The Ruiz class action case is pending in the Southern District of Texas. Following our Johnson opinion, the Chief Judge of the Southern District of Texas by his general order Number 9 designated the Honorable William Wayne Justice, Chief Judge of the United States District Court for the Eastern District of Texas, to continue to sit in the Southern District as the "Ruiz court." In that capacity Judge Justice is to examine all section 1983 actions filed in the Southern District to determine if they "assert legal or equitable claims directly related to or dependent upon rights adjudicated and incorporated in the Ruiz injunctive decree." 727 F.2d at 501. And Judge Justice is then to follow the directions of this court in Johnson.


Chief Judge Justice has thus been charged with responsibility for the oversight of these Ruiz related cases as well as the management of the conduct of the class action itself. Nor do we forget that he has a very heavy docket of his own in the Eastern District to go with his administrative duties as chief judge. He has not, however, neglected the Ruiz related lawsuits. Temporary staff have been employed, and the magistrates of both the Southern and Eastern Districts have been occupied in addressing those cases. Judge Justice in his memorandum opinion of July 26, 1984 (amended August 8, 1984) initially set out his procedure to comply with the Johnson decision. He determined that compensation through civil contempt proceedings would be available for individuals complaining of Ruiz violations that arise after the May 1, 1981 injunctive decree. And he decided that Ruiz law would apply retroactively to support liability for damages under section 1983. Ruiz law is deemed to include the provisions of the Ruiz injunction of May 1, 1981, as well as the stipulations and consent plans filed subsequently. To the extent a claimant seeks a punitive contempt order or classwide equitable relief, the claim is dismissed without prejudice, with instructions that copies of the pleadings are to be forwarded to the attorney for the Ruiz class as well as to the special master.

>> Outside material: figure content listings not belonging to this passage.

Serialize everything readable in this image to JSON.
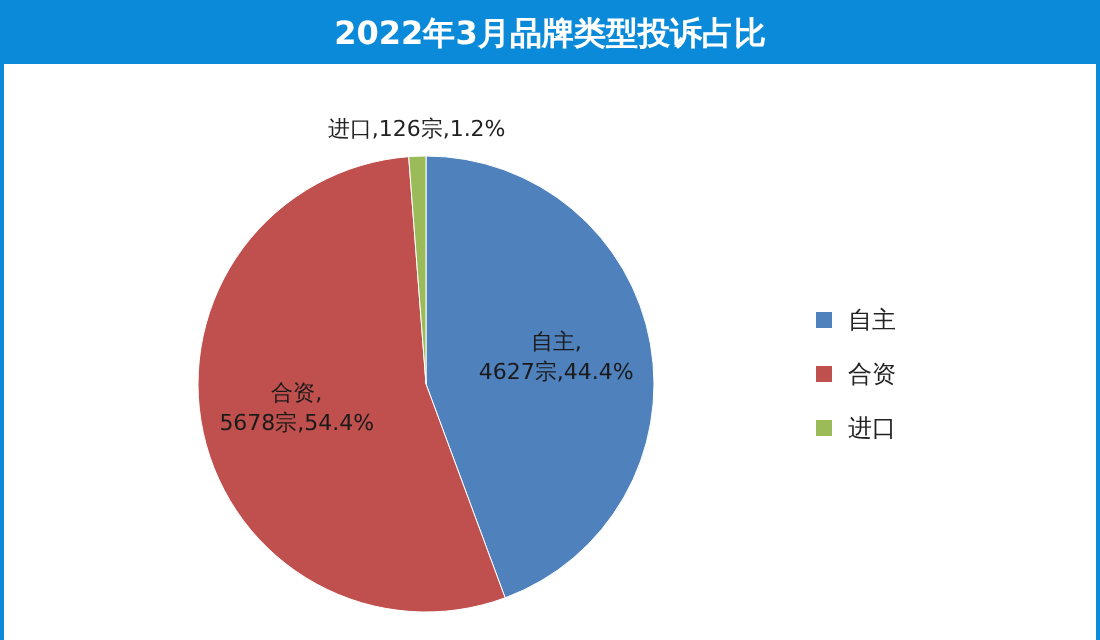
{
  "chart_data": {
    "type": "pie",
    "title": "2022年3月品牌类型投诉占比",
    "categories": [
      "自主",
      "合资",
      "进口"
    ],
    "values": [
      4627,
      5678,
      126
    ],
    "colors": [
      "#4f81bd",
      "#c0504d",
      "#9bbb59"
    ],
    "value_labels": [
      "自主,4627宗,44.4%",
      "合资,5678宗,54.4%",
      "进口,126宗,1.2%"
    ],
    "legend": "right"
  }
}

We are not aware of anything the Ruiz court is doing relative to individual equitable claims arising prior to the 1981 decree except insofar as his orders declare that Ruiz law shall apply to damages relief sought by that claimant. Nor do we see any sign that the Ruiz court is considering additional equitable relief for Texas prisoners not at the behest of the Ruiz class.

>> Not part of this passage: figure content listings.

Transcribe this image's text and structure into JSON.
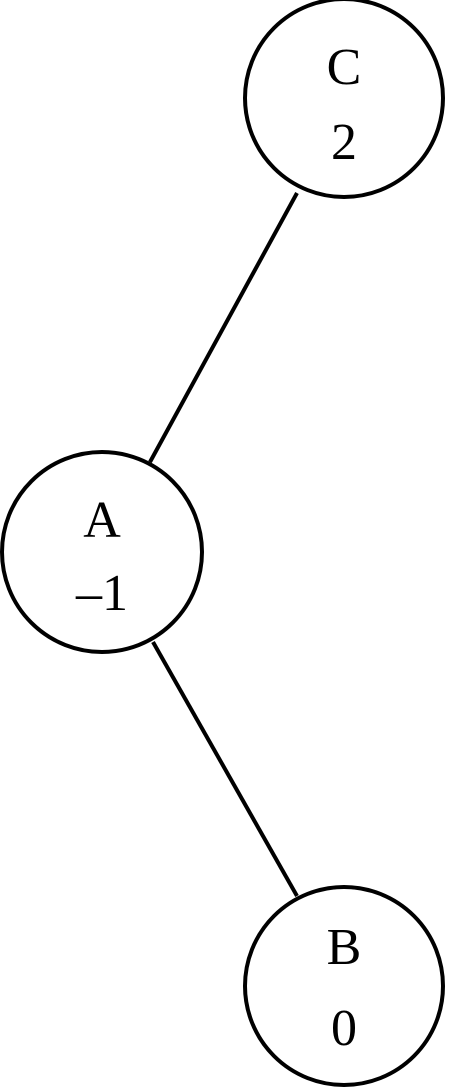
{
  "diagram": {
    "type": "tree",
    "nodes": {
      "c": {
        "label": "C",
        "value": "2"
      },
      "a": {
        "label": "A",
        "value": "–1"
      },
      "b": {
        "label": "B",
        "value": "0"
      }
    },
    "edges": [
      {
        "from": "C",
        "to": "A"
      },
      {
        "from": "A",
        "to": "B"
      }
    ]
  }
}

Law clerks, working under the direction of Judge Justice, are examining the civil rights complaints filed in the clerks' offices of these two districts. As of this date they have reviewed 843 individual cases. In 634 of these cases orders have been entered by which magistrates are directed to conduct hearings where the prisoner is asked to elect between proceeding in the Ruiz court for civil contempt compensation or pursuing legal relief by full trial in a non-Ruiz court. We are told that there have been 102 separate election hearings conducted by the magistrates in the Eastern District. Of these, 30 petitioners have elected to seek civil contempt compensation, 34 have elected to proceed in the other courts for damages, and the balance have not yet made their decisions.


The size of this undertaking and the poor prospects for timely disposition of these cases lead this panel to believe that prompt changes are required. The Judicial Council now has before it a request for the extension of employment of two staff attorneys and one secretary who are working on these Ruiz related cases. Congress has directed that "[e]ach Judicial Council shall make all necessary and appropriate orders for the effective and expeditious administration of justice within its circuit." 28 U.S.C. Sec. 332(d)(1) (1982). This panel believes that we have an occasion here when the oversight of the Council should be exercised.



The judgment in the present case is reversed and the case is remanded to that court with the directions that it be referred to the Ruiz court for further proceedings.



GARWOOD, Circuit Judge, specially concurring:


I concur in the judgment and join in the Court's opinion subject only to the following. Though I am in agreement with what is said in part II as applied to appellants, I might have some reservations about future inmates. I do fully agree, however, with the suggestion for en banc consideration.